1059 — Effect of Dual Use of Veterans Affairs (VA) and Medicare Part D Drug Benefits on Chronic Disease Refill Adherence in Veterans with Dementia
Lead/Presenter: Carolyn Thorpe, COIN - Pittsburgh/Philadelphia
All Authors: Thorpe CT (VA Pittsburgh Healthcare System)
Thorpe JM (VA Pittsburgh Healthcare System)
Gellad WF (VA Pittsburgh Healthcare System)
Mor MK (VA Pittsburgh Healthcare System)
Pleis JR (VA Pittsburgh Healthcare System)
Van Houtven CH (Durham VA Medical Center)
Schleiden LJ (VA Pittsburgh Healthcare System)
Hanlon JT (VA Pittsburgh Healthcare System)
Niznik JD (VA Pittsburgh Healthcare System)
Good CB (VA Pittsburgh Healthcare System)
We evaluated the effect of dual use of VA/Medicare Part D drug benefits on adherence to antihypertensive (AH) and oral antidiabetic (OAD) medications in Veterans with dementia, who may be especially vulnerable to care fragmentation and medication nonadherence.
We analyzed 2007-2010 VA utilization and medication data linked to Medicare claims and Part D records for VHA enrollees with dementia aged >=68 years also enrolled in fee-for-service Medicare. We identified patients obtaining AH medications through VA or Part D (n = 58,242) and classified them as VA-only, Part D-only, or dual VA/Part D users, based on where they filled AH prescriptions in 2010. We calculated 2010 medication possession ratios (MPRs) for each AH class that patients obtained in late 2009 and categorized MPRs as undersupply ( < 80%), appropriate supply (>=80% to < 120%), or oversupply (>=120%). We used propensity score-weighted logistic regression to examine the association of user group with undersupply of any AH class vs. appropriate supply of all classes, and oversupply of any class vs. appropriate supply of all classes.
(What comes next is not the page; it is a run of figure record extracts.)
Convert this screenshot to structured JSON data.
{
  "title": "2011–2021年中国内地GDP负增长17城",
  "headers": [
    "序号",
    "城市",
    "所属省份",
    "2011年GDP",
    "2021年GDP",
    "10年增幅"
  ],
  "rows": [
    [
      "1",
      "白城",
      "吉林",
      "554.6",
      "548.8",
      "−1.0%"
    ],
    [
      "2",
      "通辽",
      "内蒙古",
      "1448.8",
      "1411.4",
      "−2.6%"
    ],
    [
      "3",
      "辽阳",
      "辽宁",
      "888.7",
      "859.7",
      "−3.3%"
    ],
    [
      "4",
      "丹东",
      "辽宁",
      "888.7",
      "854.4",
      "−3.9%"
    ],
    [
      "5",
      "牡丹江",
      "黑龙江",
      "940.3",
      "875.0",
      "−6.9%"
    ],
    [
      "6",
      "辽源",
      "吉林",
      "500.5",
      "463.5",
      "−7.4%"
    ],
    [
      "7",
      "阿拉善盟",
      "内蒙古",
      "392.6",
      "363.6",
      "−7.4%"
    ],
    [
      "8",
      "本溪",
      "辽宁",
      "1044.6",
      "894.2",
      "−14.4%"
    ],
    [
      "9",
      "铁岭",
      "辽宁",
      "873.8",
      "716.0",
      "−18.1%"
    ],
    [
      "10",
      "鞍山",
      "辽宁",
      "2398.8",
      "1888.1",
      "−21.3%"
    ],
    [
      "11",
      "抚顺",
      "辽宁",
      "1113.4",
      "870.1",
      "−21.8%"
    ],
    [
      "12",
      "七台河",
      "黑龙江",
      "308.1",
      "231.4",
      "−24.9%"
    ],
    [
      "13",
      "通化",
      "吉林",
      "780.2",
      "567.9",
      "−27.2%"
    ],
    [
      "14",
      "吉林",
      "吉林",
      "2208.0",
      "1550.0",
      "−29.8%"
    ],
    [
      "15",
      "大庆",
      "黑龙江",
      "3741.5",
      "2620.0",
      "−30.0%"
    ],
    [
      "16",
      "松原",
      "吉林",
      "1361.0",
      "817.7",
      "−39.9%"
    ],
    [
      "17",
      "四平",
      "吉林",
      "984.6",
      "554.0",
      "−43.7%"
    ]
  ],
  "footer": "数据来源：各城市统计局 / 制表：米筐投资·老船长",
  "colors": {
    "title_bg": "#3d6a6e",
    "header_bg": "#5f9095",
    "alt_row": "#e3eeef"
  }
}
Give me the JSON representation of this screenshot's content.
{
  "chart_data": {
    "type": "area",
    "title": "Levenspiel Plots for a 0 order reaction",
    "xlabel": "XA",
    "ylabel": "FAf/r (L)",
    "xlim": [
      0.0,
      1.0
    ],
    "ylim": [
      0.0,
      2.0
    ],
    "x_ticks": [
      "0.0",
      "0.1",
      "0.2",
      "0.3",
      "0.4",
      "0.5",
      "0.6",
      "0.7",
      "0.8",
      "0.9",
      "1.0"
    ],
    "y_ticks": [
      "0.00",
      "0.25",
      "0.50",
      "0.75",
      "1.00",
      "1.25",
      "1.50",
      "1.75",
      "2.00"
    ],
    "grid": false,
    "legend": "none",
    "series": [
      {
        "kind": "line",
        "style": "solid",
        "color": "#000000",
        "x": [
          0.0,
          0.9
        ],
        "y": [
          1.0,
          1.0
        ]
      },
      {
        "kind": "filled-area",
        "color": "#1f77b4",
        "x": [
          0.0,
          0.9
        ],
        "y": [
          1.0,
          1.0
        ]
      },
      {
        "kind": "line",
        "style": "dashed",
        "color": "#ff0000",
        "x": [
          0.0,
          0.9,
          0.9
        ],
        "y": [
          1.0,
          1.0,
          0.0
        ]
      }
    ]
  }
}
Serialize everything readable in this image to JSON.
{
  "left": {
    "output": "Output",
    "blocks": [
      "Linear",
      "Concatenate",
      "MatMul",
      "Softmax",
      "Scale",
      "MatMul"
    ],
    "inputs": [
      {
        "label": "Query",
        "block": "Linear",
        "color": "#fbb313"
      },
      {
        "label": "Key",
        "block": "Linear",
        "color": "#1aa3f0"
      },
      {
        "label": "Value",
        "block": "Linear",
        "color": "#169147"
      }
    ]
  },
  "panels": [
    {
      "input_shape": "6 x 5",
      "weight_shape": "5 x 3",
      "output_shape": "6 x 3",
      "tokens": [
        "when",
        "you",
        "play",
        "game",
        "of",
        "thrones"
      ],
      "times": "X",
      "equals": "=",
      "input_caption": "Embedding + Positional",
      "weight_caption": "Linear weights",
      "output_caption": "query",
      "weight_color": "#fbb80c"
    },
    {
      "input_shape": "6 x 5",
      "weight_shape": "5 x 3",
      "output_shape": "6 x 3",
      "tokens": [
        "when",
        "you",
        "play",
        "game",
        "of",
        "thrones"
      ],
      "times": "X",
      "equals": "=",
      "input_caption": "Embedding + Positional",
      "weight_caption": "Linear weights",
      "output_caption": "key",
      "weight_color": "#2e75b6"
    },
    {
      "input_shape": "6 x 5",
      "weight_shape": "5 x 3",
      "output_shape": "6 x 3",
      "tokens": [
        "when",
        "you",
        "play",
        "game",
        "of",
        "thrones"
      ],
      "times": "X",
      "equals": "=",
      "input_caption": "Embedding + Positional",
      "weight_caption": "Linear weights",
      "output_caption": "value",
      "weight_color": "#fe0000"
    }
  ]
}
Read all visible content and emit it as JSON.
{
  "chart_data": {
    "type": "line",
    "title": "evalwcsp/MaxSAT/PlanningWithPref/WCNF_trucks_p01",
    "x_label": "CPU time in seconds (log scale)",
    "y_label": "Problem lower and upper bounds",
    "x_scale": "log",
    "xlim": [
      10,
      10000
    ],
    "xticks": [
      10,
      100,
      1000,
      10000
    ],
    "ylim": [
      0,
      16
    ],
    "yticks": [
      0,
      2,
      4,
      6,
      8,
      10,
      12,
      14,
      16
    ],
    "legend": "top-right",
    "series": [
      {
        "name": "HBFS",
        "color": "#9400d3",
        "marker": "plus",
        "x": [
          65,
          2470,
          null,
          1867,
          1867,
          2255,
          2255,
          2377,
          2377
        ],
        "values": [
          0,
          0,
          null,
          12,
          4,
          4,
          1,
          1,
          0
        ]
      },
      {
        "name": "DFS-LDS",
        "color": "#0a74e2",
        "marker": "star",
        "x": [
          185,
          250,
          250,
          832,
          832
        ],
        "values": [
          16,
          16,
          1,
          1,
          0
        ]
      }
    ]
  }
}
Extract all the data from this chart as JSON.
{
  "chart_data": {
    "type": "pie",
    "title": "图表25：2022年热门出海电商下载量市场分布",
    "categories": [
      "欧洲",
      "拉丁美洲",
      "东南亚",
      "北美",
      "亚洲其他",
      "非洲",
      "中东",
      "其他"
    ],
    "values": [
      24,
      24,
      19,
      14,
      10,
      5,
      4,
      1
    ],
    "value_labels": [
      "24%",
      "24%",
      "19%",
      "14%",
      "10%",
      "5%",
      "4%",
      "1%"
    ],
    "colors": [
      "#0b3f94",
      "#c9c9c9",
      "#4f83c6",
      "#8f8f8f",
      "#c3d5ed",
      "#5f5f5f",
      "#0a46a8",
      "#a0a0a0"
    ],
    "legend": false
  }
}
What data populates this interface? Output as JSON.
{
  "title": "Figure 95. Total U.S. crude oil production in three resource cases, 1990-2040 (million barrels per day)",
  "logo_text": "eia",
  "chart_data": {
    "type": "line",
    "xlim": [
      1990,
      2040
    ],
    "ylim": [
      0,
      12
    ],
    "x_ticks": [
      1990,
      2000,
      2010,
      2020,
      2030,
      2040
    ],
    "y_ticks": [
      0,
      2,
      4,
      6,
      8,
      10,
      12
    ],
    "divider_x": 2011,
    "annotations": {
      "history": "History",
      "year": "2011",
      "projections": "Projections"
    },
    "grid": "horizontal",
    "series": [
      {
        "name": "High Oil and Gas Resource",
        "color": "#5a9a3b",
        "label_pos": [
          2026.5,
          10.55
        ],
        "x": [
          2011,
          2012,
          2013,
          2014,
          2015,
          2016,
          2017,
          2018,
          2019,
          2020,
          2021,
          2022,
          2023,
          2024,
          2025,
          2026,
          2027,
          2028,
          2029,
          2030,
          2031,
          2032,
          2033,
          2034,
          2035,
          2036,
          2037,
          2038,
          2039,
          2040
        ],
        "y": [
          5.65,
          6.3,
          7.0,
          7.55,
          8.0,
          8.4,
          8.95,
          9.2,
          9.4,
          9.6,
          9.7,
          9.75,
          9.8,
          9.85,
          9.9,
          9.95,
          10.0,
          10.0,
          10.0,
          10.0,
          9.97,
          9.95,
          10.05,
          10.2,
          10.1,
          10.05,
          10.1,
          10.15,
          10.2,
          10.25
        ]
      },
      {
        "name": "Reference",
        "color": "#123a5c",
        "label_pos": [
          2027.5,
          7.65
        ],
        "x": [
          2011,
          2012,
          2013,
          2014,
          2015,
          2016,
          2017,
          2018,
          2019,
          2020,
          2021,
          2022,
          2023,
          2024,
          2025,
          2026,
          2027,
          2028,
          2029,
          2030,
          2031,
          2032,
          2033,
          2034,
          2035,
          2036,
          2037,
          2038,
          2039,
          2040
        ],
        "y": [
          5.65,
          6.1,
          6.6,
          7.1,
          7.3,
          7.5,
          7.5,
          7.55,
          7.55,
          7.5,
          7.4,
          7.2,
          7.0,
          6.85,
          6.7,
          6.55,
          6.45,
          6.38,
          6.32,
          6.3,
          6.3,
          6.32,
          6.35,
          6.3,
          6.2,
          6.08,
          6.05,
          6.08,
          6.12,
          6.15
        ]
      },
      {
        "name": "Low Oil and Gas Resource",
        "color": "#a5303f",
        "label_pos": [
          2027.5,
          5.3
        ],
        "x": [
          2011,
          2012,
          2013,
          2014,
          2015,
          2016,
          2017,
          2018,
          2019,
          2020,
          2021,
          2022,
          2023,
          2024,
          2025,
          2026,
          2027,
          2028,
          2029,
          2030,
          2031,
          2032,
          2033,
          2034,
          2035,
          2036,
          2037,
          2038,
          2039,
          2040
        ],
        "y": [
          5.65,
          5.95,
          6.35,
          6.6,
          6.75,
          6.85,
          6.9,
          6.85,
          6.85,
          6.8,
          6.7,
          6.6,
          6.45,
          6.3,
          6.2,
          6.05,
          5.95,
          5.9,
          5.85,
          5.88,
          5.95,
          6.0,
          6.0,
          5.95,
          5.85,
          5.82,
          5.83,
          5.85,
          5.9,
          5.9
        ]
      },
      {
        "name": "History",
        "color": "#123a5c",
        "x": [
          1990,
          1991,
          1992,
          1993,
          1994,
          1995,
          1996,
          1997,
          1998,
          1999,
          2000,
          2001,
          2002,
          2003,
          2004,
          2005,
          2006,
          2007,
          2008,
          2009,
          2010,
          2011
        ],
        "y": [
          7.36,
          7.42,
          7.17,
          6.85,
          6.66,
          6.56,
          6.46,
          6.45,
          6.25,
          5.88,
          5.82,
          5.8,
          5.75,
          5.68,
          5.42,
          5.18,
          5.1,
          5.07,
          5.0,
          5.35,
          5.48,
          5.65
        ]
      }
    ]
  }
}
We also identified patients using OAD medications (n = 15,363) and used similar methods to examine the association of dual OAD use and OAD adherence.
In unadjusted analyses, 48% of dual AH users had undersupply of at least one class, versus 44% of VA-only and 51% of Part D-only users; 31% of dual AH users had oversupply of at least one class, versus 12% of VA-only users and 10% of Part D-only users. Propensity score-weighted models revealed that dual users were more likely than VA-only users to have any undersupply (OR = 1.32; 95% CI = 1.21,1.45) and any oversupply (OR = 2.20; 95% CI = 2.01,2.39), vs. appropriate supply of all classes. Part D-only users were more likely to have any undersupply, but less likely to have any oversupply. Analyses of OAD adherence yielded similar results.
Obtaining antihypertensive and antidiabetic medications through both VA and Part D instead of VA-only increased odds of undersupply and oversupply of medications in VA patients with dementia
Increased efforts by VA and CMS to coordinate medications across systems of care may be needed to reduce nonadherence associated with dual use of VA and Medicare drug benefits.